Brain Scans Reveal the Way Blind People See Isn't That Different From Anyone Else

Impact

Calling Mr. Webster: We need a new definition for the verb "to see."

Recently, NPR's podcast Invisibilia explored how Daniel Kish, a blind man, uses echolocation to create mental pictures of the world around him. Kish and his skills are not only very impressive, they also remind us that our understanding of what it means to "see" is so yesterday. In fact, brain scans of those who are visually impaired have revealed that they "see" (or, perhaps more accurately, use their senses) in much the same way as everyone else.

How is this possible? It's easy to believe that sight works exclusively by taking in information through the eyes, which is then interpreted by the brain. But a study published in Cell Press challenges that notion. In 2011, researchers from Hebrew University in Jerusalem looked at brain scans of eight people who had been blind since birth as they read braille. The researchers expected that using one's fingertips to read might activate a different part of the brain than does reading with one's eyes. 

Au contraire. Instead, they found that, whether you are reading with your eyes or with your hands, the same part of the brain is activated. This is bigTurns out that the brain might not be as focused around specific senses as we once thought. 

Read away. Researchers now know that brain activity associated with reading isn't all that different between people who use their fingers, and those who use their eyes.

Think of the brain like a house, and neurons like the furniture that fills up each room. Say the living room is the designated place for reading. Even if you were to move some of the furniture out of that room and into another, people will still go to the living room to read. Essentially, the study suggests that our brains have a set infrastructure and that the neurons that relay our senses are as movable as pieces of furniture that is, they can come from places as disparate as our eyes and our fingertips.
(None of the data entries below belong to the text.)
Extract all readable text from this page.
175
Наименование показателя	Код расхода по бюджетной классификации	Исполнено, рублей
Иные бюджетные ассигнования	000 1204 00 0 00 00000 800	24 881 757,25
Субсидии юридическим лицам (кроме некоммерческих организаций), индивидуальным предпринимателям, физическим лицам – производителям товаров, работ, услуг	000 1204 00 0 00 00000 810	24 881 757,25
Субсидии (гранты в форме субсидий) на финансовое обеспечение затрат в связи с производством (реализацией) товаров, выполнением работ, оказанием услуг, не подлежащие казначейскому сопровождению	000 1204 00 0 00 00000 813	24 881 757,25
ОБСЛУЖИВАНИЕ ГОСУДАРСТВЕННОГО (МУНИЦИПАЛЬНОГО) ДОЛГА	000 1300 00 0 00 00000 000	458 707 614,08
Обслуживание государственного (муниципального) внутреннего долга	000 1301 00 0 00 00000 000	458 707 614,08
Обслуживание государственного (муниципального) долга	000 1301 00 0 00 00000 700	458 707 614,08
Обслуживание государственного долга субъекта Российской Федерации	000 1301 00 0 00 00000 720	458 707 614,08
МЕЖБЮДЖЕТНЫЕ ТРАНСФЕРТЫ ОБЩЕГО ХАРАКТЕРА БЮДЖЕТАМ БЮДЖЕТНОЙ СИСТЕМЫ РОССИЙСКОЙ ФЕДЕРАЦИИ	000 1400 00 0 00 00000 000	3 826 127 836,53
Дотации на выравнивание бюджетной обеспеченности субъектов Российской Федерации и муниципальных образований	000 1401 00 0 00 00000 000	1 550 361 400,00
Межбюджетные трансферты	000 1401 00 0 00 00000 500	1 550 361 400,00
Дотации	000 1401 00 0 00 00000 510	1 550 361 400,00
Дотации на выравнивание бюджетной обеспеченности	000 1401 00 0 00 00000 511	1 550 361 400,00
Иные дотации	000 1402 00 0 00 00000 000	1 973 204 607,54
What this means for mapping the brain: The theory typically goes like this: When someone loses one sense, such as sight, their other senses, such as hearing or smell, get stronger. But more and more research supports the idea that the brain actually rewires the connections from the lost sense to other regions of the brain. This reorganization, known as neuroplasticity, is what helps us to recover from injuries or adjust to new environments. To go back to the house analogy, it's like taking all the furniture from one room and finding a way to accommodate it in another.

"In the absence of vision, the world is experienced as sequences," neurobiologist Ehud Zohary of Hebrew University in Jerusalem told Live Science. While that might be a difficult concept for someone who can see to grasp, it could serve as an indicator that perhaps we are approaching brain research with too narrow a concept of what it means to see, hear, smell, taste or touch. Quite a big deal considering learning the senses is one of the very first lessons in preschool.